A directors voluntary liquidation is a matter which
needs expert help
A directors’ voluntary liquidation is more commonly
known as a creditors voluntary liquidation, or CVL. It is a process
that a director takes to close down a company which is insolvent. It
is by far the most favoured route for an insolvent company to take.
In a directors’ voluntary liquidation the directors
of the company report to shareholders that the company cannot continue
to trade due to insolvency. This will be that its liabilities are greater
than its assets, or that the company cannot pay its debts as and when
they fall due. A clear indication of this will be if PAYE and tax cannot
be paid on due dates.
A director will also be aware if the company bank account
is continually at its maximum, or cheques are being returned, that steps
need to be taken to eradicate losses.
Once the director has reported to his shareholders (and
in many small companies the shareholder and directors will be one and
the same) they can ask an Insolvency Practitioner to prepare a statement
of affairs which sets out the financial position of the company and
explains why it is the case that the company cannot trade on and needs
to be closed down.
It will give an indication of the return, if any, that
creditors can expect to see.
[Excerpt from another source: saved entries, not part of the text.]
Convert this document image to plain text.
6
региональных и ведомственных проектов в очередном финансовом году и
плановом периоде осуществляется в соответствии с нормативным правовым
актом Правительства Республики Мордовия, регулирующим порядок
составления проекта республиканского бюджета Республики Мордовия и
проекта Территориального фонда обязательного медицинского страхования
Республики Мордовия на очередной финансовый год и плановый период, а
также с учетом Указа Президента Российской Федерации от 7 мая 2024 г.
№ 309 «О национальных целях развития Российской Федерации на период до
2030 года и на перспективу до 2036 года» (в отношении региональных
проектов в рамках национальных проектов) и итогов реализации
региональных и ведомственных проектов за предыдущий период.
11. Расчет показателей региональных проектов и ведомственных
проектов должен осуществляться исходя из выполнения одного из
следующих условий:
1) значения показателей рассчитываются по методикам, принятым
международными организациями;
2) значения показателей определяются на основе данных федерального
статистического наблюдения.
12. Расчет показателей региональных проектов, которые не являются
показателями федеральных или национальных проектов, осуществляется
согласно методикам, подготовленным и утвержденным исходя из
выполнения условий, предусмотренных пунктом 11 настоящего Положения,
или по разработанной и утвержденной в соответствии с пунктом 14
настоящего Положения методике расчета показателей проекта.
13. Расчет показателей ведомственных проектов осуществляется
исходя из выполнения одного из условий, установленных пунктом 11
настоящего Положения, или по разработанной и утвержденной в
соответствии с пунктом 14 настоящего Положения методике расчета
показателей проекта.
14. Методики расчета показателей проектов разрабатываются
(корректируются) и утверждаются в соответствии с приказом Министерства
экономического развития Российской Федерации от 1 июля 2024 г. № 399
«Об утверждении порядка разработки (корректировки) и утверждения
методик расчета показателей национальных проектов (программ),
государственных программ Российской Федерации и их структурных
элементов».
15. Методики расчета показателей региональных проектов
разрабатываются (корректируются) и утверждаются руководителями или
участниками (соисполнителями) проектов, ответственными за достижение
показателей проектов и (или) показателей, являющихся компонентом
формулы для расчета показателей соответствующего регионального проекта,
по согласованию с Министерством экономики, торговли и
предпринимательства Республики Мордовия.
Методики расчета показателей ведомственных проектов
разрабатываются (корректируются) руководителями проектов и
Very few liquidations offer a return of
any sort, due to the paucity of assets, compared to the high costs sometimes
incurred in formally liquidating the company.
The meeting takes
place at least two weeks after notice of the directors voluntary liquidation
has been given. Directors are expected to be in attendance, as this
will be the chance that the creditors have to quiz the directors as
to why the company had failed. Ultimately though, the company will be
closed and the directors can move on to other projects, leaving the
liquidator to complete the compliance issues and file the necessary
paperwork to strike the company off.